Arjuna

Critical Fix for XPath based node conversion.

- Support for drag and drop operations for GuiElement.
- Support for attrs in node for XPath and CSS Selector generation.
- Initial support for frame handling. GuiFrame is a new class added with simple to use features.
- Added documentation for various GuiElement methods. Rearranged Gui Auto docs.
- Support for OAuth Auth Grant service added by Stefan.

- CRITICAL FIX: Xml.node_locator call retained attr dict values in successive calls. Fixed.

This release includes a major feature addition for Email reading automation along with support for URL Redirection security test and some minor enhancements in HTTP component and XML/HTML/Text parsers.

- Support for Reading Emails using IMAP (instead of POP) as it provides more stability and features.
- Support to connect to a given mailbox. Inbox is the default.
- State mechanism to identify new emails using save_state.
- The emails are filterable by sender, subject, content.
- The emails are got as latest first by default (IMAP gives the latest one at end). Can be overriden.
- Support for getting top x emails.
- Reading the email is a waitable event as there might be some delay in getting email from server.
- Server host, port, user, password etc are configurable. SSL usage is default.
- Support for finding all unique links.
- Support for HTML as well as text content in emails.
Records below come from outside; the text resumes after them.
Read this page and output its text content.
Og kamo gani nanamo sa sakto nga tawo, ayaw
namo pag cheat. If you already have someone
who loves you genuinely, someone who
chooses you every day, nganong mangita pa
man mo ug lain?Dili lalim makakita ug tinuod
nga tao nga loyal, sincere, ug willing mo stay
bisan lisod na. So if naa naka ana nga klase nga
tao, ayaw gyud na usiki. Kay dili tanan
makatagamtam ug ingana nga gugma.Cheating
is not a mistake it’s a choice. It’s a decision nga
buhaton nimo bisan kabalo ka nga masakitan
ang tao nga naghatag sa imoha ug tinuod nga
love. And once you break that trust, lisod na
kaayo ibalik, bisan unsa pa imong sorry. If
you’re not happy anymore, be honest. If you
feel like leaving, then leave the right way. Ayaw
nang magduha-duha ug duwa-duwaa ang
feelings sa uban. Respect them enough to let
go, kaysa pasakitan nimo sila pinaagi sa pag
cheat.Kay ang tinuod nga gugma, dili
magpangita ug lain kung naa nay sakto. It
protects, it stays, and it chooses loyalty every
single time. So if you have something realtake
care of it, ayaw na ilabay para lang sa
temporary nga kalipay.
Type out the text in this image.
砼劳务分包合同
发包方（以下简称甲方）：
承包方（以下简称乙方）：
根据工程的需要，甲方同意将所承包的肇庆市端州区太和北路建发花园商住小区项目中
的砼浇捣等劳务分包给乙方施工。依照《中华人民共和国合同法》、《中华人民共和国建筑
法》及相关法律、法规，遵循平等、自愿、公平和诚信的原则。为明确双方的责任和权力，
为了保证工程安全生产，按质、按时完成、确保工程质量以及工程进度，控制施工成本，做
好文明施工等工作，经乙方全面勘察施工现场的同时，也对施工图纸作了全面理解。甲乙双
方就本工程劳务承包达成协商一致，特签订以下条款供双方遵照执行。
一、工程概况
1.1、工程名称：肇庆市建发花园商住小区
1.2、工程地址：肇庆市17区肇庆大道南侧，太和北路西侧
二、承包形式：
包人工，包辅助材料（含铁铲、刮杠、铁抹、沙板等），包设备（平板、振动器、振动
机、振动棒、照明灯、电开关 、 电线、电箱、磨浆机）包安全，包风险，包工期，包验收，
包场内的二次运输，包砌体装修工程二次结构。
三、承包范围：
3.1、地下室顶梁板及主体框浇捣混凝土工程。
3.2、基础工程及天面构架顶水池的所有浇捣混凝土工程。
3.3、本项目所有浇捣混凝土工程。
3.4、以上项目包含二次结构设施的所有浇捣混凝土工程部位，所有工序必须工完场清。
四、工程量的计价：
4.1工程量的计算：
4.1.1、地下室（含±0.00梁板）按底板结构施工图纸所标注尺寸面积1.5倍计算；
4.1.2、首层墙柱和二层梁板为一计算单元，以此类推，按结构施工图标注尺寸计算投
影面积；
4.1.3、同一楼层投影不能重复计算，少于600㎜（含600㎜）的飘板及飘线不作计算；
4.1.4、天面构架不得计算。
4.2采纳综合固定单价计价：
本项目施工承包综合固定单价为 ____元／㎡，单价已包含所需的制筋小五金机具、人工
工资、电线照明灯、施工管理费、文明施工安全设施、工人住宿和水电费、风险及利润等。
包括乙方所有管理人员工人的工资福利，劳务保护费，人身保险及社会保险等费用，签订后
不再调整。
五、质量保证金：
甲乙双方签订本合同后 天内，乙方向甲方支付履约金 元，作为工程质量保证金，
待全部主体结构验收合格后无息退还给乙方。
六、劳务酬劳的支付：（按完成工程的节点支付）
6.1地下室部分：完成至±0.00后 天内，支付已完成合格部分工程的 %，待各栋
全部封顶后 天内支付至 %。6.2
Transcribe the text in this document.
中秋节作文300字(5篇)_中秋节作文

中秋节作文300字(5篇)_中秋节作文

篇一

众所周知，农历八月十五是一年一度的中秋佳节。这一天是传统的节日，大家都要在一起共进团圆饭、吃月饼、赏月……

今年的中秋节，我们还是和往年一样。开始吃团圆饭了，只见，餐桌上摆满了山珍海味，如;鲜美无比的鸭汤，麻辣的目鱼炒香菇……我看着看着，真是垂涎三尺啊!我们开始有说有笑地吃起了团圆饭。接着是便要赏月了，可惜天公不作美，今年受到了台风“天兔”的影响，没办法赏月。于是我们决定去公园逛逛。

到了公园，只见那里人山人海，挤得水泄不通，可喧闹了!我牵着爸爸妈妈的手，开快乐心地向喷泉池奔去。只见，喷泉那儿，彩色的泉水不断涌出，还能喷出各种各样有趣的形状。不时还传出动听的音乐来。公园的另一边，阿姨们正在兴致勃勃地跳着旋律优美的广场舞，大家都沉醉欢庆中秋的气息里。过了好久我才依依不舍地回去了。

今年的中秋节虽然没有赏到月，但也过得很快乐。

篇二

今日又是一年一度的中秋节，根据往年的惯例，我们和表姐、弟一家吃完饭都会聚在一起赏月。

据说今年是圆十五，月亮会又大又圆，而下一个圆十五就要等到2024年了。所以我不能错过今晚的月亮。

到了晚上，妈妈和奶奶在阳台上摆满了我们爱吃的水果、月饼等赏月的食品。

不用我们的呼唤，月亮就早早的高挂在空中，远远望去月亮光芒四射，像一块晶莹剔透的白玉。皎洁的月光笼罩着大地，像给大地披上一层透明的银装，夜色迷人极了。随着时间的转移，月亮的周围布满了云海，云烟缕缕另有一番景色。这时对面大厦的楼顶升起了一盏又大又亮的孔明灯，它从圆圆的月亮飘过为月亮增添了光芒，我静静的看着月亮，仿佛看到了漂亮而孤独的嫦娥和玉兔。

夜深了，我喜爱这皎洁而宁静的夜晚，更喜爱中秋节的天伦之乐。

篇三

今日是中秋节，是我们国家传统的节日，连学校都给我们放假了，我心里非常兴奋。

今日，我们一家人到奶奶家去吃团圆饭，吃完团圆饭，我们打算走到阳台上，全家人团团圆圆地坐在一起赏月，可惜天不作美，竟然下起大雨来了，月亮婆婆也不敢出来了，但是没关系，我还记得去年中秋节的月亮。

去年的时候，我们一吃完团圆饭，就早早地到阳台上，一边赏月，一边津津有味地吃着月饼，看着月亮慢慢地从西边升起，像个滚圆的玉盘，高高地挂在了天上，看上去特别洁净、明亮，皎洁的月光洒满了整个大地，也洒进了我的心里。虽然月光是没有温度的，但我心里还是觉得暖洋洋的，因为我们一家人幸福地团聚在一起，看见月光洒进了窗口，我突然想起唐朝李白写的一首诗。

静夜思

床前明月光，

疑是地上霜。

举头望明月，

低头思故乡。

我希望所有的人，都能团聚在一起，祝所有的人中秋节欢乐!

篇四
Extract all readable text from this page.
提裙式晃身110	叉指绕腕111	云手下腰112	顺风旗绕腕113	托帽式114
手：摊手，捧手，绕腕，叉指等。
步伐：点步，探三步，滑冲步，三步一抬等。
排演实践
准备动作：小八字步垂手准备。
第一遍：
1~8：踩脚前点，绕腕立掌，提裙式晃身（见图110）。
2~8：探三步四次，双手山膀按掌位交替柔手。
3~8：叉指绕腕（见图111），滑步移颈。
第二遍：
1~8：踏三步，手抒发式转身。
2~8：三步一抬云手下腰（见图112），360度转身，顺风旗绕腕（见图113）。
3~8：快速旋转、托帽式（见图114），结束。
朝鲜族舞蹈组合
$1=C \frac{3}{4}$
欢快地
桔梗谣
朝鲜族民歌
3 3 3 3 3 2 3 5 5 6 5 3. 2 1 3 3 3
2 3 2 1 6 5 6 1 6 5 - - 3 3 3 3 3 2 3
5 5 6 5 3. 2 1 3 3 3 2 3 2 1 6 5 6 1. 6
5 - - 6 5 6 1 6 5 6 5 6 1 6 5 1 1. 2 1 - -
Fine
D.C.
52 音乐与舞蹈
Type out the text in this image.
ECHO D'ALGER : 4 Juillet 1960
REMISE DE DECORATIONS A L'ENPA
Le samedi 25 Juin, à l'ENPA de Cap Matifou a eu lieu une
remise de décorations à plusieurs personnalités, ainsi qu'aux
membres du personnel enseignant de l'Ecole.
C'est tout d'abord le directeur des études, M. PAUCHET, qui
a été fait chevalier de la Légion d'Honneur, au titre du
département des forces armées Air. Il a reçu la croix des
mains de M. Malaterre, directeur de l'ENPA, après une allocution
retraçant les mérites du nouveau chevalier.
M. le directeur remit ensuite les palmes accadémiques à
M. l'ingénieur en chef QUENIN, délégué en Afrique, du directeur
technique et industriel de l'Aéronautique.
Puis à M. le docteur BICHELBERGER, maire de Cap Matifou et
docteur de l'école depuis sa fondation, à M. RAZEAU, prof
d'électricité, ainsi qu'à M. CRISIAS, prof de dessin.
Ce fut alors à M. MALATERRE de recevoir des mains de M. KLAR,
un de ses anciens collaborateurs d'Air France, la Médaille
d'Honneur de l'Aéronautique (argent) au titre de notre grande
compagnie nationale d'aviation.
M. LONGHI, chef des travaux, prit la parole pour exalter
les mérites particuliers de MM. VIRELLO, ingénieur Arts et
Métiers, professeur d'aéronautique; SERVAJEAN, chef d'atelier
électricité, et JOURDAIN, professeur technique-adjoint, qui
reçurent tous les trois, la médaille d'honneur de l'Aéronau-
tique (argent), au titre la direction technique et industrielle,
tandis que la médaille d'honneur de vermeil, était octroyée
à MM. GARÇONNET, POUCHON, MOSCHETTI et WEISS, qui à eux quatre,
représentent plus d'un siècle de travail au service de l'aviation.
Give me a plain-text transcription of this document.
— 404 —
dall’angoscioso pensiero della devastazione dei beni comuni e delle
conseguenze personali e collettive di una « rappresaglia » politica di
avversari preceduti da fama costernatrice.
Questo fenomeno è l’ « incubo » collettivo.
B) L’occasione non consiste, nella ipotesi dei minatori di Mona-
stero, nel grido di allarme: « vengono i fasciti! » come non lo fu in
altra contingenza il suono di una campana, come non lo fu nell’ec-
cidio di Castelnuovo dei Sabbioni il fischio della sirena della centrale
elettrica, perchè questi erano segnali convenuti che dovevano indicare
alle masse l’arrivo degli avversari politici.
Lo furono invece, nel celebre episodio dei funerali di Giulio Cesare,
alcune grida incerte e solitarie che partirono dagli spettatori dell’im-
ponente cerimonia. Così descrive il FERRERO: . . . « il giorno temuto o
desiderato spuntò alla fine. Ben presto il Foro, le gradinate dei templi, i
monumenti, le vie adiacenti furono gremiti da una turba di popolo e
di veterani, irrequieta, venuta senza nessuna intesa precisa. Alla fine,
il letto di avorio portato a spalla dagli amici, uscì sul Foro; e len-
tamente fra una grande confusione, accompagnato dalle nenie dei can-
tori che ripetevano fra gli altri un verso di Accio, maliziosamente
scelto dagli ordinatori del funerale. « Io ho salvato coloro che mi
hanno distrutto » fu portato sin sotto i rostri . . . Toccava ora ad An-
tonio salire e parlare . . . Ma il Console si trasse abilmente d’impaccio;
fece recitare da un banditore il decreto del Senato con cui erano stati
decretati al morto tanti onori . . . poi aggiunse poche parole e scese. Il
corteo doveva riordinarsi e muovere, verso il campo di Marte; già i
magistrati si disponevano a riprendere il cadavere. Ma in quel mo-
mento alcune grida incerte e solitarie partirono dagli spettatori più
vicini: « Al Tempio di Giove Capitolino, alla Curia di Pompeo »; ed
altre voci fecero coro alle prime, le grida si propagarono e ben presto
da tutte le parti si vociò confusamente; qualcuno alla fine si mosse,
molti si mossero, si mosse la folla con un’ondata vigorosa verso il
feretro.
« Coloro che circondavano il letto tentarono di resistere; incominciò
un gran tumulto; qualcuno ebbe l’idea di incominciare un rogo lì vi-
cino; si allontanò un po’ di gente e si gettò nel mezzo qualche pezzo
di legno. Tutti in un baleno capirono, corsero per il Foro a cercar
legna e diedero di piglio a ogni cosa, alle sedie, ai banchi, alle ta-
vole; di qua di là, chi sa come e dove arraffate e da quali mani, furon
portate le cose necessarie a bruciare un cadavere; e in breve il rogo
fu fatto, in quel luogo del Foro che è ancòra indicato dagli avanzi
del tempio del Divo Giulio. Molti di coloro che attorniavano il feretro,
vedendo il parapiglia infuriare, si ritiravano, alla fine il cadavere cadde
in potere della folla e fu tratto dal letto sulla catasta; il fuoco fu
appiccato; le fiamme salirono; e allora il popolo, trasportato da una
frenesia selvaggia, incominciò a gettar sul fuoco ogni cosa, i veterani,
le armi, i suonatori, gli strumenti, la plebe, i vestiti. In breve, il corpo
Support for Multi-part Email.
- Support for easily available meta data of email like its sender, recipient, date, content and support for inquiring any custom headers.
- There is a lot of state management involved in maintaining connection to a mailbox. These intricacies are encapsulated to the max extent possible.
- The code represents a natural tester-oriented interface for automation.
- Added support for text and attr dict based search in XML/HTML NodeLocator.
- Added documentation for Email Reading Automation
- Introduced NotSet class for cases where code needs to differentiate not setting a value from Python None.
- An exception is raised if relative URL is provided for an HTTP request when the corresponding Service base URL is not set.
- Empty content POST/PUT/PATCH requests are allowed when request content handler is set at Service Level or HTTP Content object is provided at a request level.
- Empty content is supported for all content types except File/Multipart data.
- Added documentation for Malicious URL redirection HTTP action.
- HTTP Post and Put requests without content are allowed. Same as content="".
- Added URL Redirection security test action.
- FIX: Fixed Group selection.

- BUGFIX: HTTP layer tests at times got stuck after one test. This seems to happen when the socket library is not passed a timeout.
- A default socket timeout of 60 seconds is now configured.
- It can be changed at project level or in CLI options using SOCKET_TIMEOUT property.
- PyYAML version upgraded to 6.0.

Following are the significant changes in this build:

- Added assert_or and assert_and methods to Asserter object.
- Added support for or, and constructs in HTTP message.
- Added built-in security tests at HTTP layer:
- Autocomplete field
- Cookie HTTPOnly and Secure
- CORS policy
- Frameable Response
- Information Disclosure
- Minimum JS Version
- Private IP disclosure
- Private Resource Accessible
- Strict Transport Policy
- Vulnerable JS Version
- Fixed logic in HTTP stores in case of extraction failure.
- Added Security testing section for built-in tests.
- Rearranged docs for Parsing formats.
- arjuna_format_str used internally is now a bound method format() of Text object and a part of TPI.